Full speed ahead

Well, what a drama the past week has been! My stomach has been playing up since the 17th of November. Antibiotics haven’t completely resolved my stomach issues. I’m on Day 5 of antibiotics today, and since I’m seeing a new doctor tomorrow, I can’t stop taking them until she finds out what’s going on. I keep getting diarrhoea and intermittent stomach ache. I can eat better than I did two days ago. My problem is I’m not getting my appetite back properly and I eat better sometimes and not so well at other times. I haven’t done a lot of walking either. I’m slowly losing energy.

The other thing that bugs me is the implant in my arm. My periods are returning, so I want the bar removed. I don’t want my periods to come back so I want something done to prevent them from coming back. I will soon start painkillers for each period again so I find it to be a problem. The pill won’t fix it; I want no painkillers every month and no bleeding trouble. I hate dismissive doctors. I know they’re more concerned about their pay packet if they don’t care about my issues I present to them. The doc I saw last week is a bit of a twat, he didn’t even do any tests to see if antibiotics would be the correct treatment or not. He didn’t even try to refer me onto another doctor when I told him I think my periods are returning. And he wants me to die so he can say he’s sorry that I got ill and he wasn’t expecting me to die, while secretly he doesn’t give a fuck! He claims to care and want people to survive, but in reality he’s far from truthful. I even told the wanker that he can’t and won’t help me, and he didn’t really like that because it’s true and he didn’t want to accept it. Well I’ll be honest and say I couldn’t care less about what happens. We’ve all got to die of something at some point. I think suffering is worse than death but there’s too many religious nuts in the world who don’t even recognise cruelty for what it is. Well they can shove their ever-loving sadistic god us their arse. Keep your sadistic religious beliefs to yourself. I want a comfortable life thank you.

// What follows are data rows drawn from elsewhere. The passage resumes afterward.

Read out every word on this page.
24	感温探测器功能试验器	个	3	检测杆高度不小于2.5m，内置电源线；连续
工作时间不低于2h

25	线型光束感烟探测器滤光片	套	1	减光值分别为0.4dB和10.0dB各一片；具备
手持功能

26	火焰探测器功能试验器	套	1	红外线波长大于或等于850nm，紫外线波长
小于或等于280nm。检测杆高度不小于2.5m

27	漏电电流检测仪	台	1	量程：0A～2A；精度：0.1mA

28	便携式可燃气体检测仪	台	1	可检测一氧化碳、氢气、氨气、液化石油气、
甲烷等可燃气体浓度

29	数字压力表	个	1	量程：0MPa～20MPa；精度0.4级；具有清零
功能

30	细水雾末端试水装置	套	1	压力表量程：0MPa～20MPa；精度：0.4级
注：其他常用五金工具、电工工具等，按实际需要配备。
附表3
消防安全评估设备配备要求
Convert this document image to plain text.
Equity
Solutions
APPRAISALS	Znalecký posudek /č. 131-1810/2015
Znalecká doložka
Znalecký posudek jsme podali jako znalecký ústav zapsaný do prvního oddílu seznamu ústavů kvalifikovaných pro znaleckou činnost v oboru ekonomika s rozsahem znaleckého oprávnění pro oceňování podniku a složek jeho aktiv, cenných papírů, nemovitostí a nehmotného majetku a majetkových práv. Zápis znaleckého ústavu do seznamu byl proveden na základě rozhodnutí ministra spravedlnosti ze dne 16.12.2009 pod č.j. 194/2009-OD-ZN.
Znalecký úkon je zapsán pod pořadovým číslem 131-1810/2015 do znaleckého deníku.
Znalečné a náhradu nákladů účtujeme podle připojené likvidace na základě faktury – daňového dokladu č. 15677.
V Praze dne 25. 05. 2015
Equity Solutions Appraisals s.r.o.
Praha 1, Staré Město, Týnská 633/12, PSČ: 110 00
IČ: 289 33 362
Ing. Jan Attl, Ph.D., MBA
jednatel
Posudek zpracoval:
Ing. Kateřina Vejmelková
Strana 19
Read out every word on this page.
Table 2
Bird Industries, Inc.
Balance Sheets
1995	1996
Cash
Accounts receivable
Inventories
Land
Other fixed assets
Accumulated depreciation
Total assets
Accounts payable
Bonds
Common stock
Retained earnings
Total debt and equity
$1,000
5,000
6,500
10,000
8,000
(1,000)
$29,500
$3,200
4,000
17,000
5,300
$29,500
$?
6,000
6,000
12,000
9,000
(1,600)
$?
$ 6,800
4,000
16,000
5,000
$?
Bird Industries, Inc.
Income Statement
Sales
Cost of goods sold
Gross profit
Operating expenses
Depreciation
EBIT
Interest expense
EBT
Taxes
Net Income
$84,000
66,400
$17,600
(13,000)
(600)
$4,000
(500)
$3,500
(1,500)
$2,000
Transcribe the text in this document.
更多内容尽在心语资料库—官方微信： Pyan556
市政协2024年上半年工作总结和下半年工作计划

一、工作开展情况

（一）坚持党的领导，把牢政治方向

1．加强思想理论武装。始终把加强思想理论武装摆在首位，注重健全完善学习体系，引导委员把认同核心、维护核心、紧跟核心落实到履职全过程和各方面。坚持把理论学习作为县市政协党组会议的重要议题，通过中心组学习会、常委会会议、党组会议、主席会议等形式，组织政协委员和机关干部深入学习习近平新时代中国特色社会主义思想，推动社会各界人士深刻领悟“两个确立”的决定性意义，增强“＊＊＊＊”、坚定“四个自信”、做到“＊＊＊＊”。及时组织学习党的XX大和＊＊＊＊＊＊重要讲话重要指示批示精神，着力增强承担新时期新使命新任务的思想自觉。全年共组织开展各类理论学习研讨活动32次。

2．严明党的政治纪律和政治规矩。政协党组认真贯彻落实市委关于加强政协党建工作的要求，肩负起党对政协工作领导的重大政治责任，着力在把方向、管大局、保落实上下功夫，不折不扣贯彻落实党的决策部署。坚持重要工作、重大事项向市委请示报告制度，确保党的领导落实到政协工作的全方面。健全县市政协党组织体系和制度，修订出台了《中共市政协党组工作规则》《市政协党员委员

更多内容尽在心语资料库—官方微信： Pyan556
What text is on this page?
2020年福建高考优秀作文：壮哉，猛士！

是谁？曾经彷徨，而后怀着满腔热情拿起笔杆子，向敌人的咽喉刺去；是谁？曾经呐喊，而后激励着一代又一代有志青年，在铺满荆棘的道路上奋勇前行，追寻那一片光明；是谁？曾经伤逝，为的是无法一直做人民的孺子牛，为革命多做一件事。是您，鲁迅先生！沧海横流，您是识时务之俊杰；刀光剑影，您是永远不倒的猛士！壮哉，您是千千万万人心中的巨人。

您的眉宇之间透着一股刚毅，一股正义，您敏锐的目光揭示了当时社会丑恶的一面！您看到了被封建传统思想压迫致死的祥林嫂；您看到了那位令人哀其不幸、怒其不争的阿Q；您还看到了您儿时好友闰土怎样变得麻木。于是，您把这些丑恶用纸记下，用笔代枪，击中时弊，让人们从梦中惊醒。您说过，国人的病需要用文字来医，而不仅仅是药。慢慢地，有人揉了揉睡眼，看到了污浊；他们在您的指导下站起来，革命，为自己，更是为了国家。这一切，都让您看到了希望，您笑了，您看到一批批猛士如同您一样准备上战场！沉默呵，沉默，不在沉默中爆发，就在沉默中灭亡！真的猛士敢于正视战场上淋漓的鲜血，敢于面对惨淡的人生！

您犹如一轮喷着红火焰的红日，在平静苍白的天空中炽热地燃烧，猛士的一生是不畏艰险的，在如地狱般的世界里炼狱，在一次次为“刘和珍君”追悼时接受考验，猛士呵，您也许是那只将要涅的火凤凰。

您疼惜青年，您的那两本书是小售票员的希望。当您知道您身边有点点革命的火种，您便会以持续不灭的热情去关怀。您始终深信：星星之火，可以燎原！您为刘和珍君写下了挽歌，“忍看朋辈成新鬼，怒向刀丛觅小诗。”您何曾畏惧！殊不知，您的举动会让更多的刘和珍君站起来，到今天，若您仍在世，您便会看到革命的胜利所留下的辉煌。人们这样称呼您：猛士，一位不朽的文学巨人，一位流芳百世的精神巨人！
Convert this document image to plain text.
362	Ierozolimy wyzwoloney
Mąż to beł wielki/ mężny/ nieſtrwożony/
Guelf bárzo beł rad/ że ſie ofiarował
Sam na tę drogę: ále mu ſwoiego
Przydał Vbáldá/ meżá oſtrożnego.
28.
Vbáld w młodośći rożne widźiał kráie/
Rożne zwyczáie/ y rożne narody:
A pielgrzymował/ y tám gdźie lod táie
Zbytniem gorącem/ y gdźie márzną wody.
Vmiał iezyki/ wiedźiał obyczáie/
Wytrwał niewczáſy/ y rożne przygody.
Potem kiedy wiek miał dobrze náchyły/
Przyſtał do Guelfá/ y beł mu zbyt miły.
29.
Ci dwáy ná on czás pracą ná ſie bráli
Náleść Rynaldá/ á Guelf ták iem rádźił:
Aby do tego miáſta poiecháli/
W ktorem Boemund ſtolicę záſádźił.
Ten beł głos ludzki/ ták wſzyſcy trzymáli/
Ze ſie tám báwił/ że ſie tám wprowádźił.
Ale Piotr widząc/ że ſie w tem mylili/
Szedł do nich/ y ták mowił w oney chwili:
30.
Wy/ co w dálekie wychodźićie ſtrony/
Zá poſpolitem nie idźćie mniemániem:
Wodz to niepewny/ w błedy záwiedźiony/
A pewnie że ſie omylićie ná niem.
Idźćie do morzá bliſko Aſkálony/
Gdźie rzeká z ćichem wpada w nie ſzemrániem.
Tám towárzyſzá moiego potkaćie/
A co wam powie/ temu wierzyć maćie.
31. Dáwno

For the past week I’ve been making decisions about my future. I can’t see myself surviving many more birthdays, so I’m just going to live to enjoy myself as much as I can. Maybe I’ve just had bad medical care from fake doctors or incompetent doctors most of the time, and maybe if I find a proper doctor, I’ll probably live a long life. But at this time, I’m not seeing much of a future. I know I can’t see and don’t have a life. My life isn’t as good as a sighted person’s life, and with all the help in the world, I still have a pretty crappy life. Support workers are great; they make sure I enjoy myself as much as I can. But if I was fully sighted I’d live better. I’m sure mental illness is just as bad as blindness, so if I had full sight I’d hope not to have mental issues. But since I can’t see, if I die tomorrow the world won’t miss me. Just the typical ‘oh she was a good person’ ritual and the crying and laughing as people grieve. It’s nothing new or special. Everyone has someone who goes to their funeral to put the deceased relative or friend on a pedestal. I’m sure that maybe one or two people will say I had a lot to offer the world, but most people will just notice that a normal person has died and I’ll be forgotten after a week. I don’t have any valuable commitments to keep living for. Hiking is good exercise and hanging out at the library is fantastic! But there’s nothing of high impact that really stands out in my life for people to notice if I die soon. Any comments people make goes right over my head because they just say things to be polite. Life is really good if you can see and don’t have other mental and physical disabilities. I’ll just be as comfortable as I can and whatever happens will be. I at least want to know what I’m living with and how long I’ll suffer for.